Unfortunately the MySQL server is not using the “file per table” setting. This makes the “data_free” field seemly useless for this task because every InnoDB table with have the same value i.e. the free space in the ibdata file.

Maybe if I can understand answers to these questions I will better understand the solution i need.

  • Q 1: How much fragmentation is allowed before it affects performance?
  • Q 2: Should InnoDB tables even be optimized (some say yes others say no)?
  • Q 3: How do you test for InnoDB fragmentation if the server does not use the “file per table” option?
  • Q 4: Is fragmentation the only reason to run “optimize table”?
  • Q 5: If I do need to run “optimize table” on an InnoDB table should I run ALTER TABLE mydb.mytable ENGINE=InnoDB; and not ANALYZE TABLE
  • Q 6: Can you selectively tell which innodb tables needs optimizing if the server does not use the "file per table" option?

Best Answer

Before answering the question, please click here to see the InnoDB Infrastructure Map

Based on innodb_file_per_table being disabled, let's go through your questions:

Q 1: How much fragmentation is allowed before it affects performance?

The system tablespace can grow to the limit of the disk volume.

EXAMPLE: I just answered a question about what do to when the system tablespace reaches the limit of an ext3 disk : How to solve "The table ... is full" with "innodb_file_per_table"?

There may still be some wiggle room inside the system tablespace. However, when the wiggle room dwindles to the point that all 1023 undo logs inside the system tablespace are completely filled and can no longer extend, then you must add a new system tablespace file.

Please note that when I say wiggle room, I am referring to the free space within the system tablespace that must accommodate the following:

  • Data Dictionary
  • Double Write Buffer (can be disabled but not recommended)
  • Insert Buffer (Cached Index Changes in System Tablespace instead of the OS)
  • Rollback Segments (1023 slots)
  • Undo Logs (referenced from the Rollback Segments)
  • Please refer Back to the InnoDB Infrastructure Map

Q 2: Should InnoDB tables even be optimized (some say yes others say no)?

If you run OPTIMIZE TABLE, you basically make the data and index pages contiguous in the system tablespace. This defragments the table and accesses all data and indexes quicker until the fragmentation reappears over time in production use. This can introduce new areas of fragmentation. Again, all that fragmentation can fill up with data and indexes. This will endanger the wiggle room I mentioned before.

Q 3: How do you test for InnoDB fragmentation if the server does not use the “file per table” option?

Back on Aug 27, 2012, I answered this post : How To Optimize and Repair InnoDB tables?

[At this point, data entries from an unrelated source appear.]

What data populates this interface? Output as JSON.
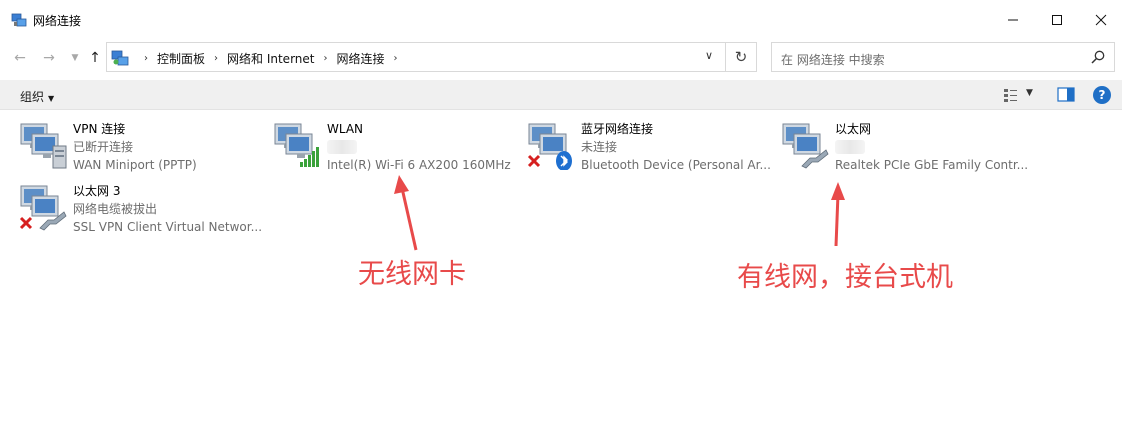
{
  "window": {
    "title": "网络连接"
  },
  "nav": {
    "breadcrumbs": [
      "控制面板",
      "网络和 Internet",
      "网络连接"
    ]
  },
  "search": {
    "placeholder": "在 网络连接 中搜索"
  },
  "toolbar": {
    "organize_label": "组织"
  },
  "connections": [
    {
      "name": "VPN 连接",
      "status": "已断开连接",
      "device": "WAN Miniport (PPTP)",
      "icon": "vpn-network-icon"
    },
    {
      "name": "WLAN",
      "status": "",
      "device": "Intel(R) Wi-Fi 6 AX200 160MHz",
      "icon": "wifi-network-icon"
    },
    {
      "name": "蓝牙网络连接",
      "status": "未连接",
      "device": "Bluetooth Device (Personal Ar...",
      "icon": "bluetooth-network-icon"
    },
    {
      "name": "以太网",
      "status": "",
      "device": "Realtek PCIe GbE Family Contr...",
      "icon": "ethernet-network-icon"
    },
    {
      "name": "以太网 3",
      "status": "网络电缆被拔出",
      "device": "SSL VPN Client Virtual Networ...",
      "icon": "ethernet-network-icon"
    }
  ],
  "annotations": {
    "wireless": "无线网卡",
    "wired": "有线网，接台式机"
  },
  "colors": {
    "annotation": "#e84a4a",
    "accent": "#1f6fc6"
  }
}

ALTER and OPTIMIZE table failed

I explained there how to get the fragmentation. In essence, you do this:

Goto the OS and run

cd /var/lib/mysql
ls -l ibdata1 | awk '{print $5}'

This gets you the size of ibdata1 in bytes

SELECT (data_length+index_length) InnoDBDataIndexBytes
FROM information_schema.tables WHERE engine='InnoDB';

This gets you the sum total of data and index pages in bytes

Subtract the sum total from ibdata1's total bytes. The difference represents the wiggle room. This space causes fragmentation, but is constantly in use until ibdata1 gets filled.

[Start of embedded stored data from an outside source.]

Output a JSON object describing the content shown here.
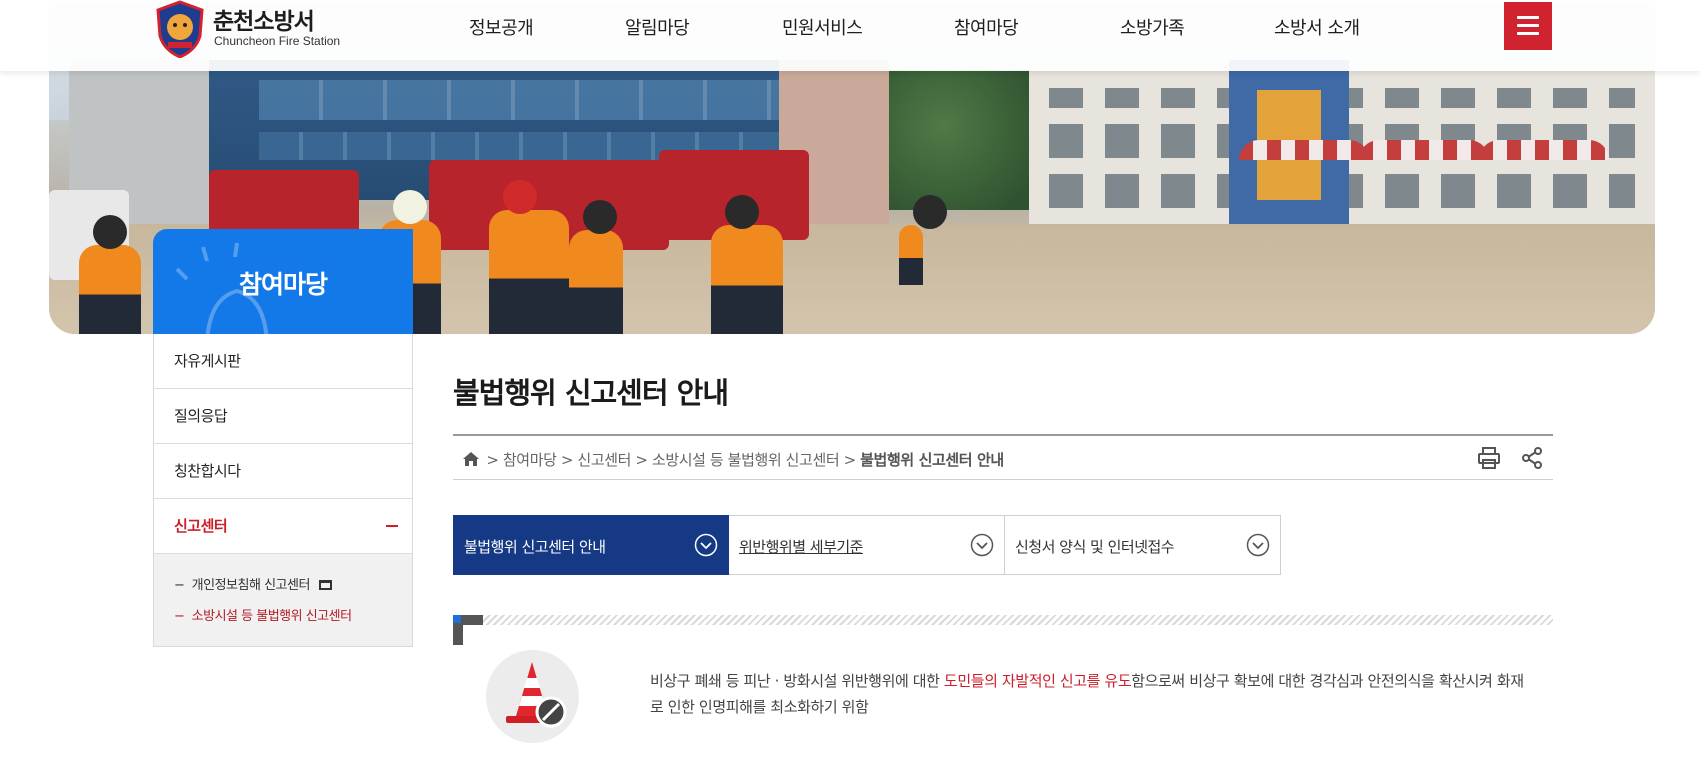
{
  "header": {
    "logo_name": "춘천소방서",
    "logo_sub": "Chuncheon Fire Station",
    "nav": [
      "정보공개",
      "알림마당",
      "민원서비스",
      "참여마당",
      "소방가족",
      "소방서 소개"
    ]
  },
  "sidebar": {
    "title": "참여마당",
    "items": [
      {
        "label": "자유게시판"
      },
      {
        "label": "질의응답"
      },
      {
        "label": "칭찬합시다"
      },
      {
        "label": "신고센터"
      }
    ],
    "subitems": [
      {
        "label": "개인정보침해 신고센터"
      },
      {
        "label": "소방시설 등 불법행위 신고센터"
      }
    ]
  },
  "page": {
    "title": "불법행위 신고센터 안내",
    "breadcrumb": [
      "참여마당",
      "신고센터",
      "소방시설 등 불법행위 신고센터",
      "불법행위 신고센터 안내"
    ]
  },
  "tabs": [
    {
      "label": "불법행위 신고센터 안내"
    },
    {
      "label": "위반행위별 세부기준"
    },
    {
      "label": "신청서 양식 및 인터넷접수"
    }
  ],
  "intro": {
    "before": "비상구 폐쇄 등 피난 · 방화시설 위반행위에 대한 ",
    "highlight": "도민들의 자발적인 신고를 유도",
    "after": "함으로써 비상구 확보에 대한 경각심과 안전의식을 확산시켜 화재로 인한 인명피해를 최소화하기 위함"
  },
  "colors": {
    "brand_red": "#d1222f",
    "sidebar_blue": "#1479e8",
    "tab_active": "#153984",
    "highlight_red": "#cc1e2a"
  },
  "icons": [
    "home-icon",
    "print-icon",
    "share-icon",
    "chevron-down-icon",
    "new-window-icon",
    "hamburger-icon",
    "traffic-cone-icon"
  ]
}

CAVEAT : When innodb_file_per_table is enabled, I explain how to get the fragmentation of an individual table: Innodb table with many deletes and inserts - is there any disk space wasted?

Q 4: Is fragmentation the only reason to run “optimize table”?

Yes. It is far more beneficial for MyISAM and for InnoDB tables (innodb_file_per_table being enabled). Do this with innodb_file_per_table off and you will just make the system tablespace grow faster. See my post How can Innodb ibdata1 file grows by 5X even with innodb_file_per_table set?

Q 5: If I do need to run “optimize table” on an InnoDB table should I run ALTER TABLE mydb.mytable ENGINE=InnoDB; and not ANALYZE TABLE

Running ALTER TABLE mydb.mytable ENGINE=InnoDB; would indeed shrink when innodb_file_per_table is enabled. Again, it is not worth when innodb_file_per_table is disabled.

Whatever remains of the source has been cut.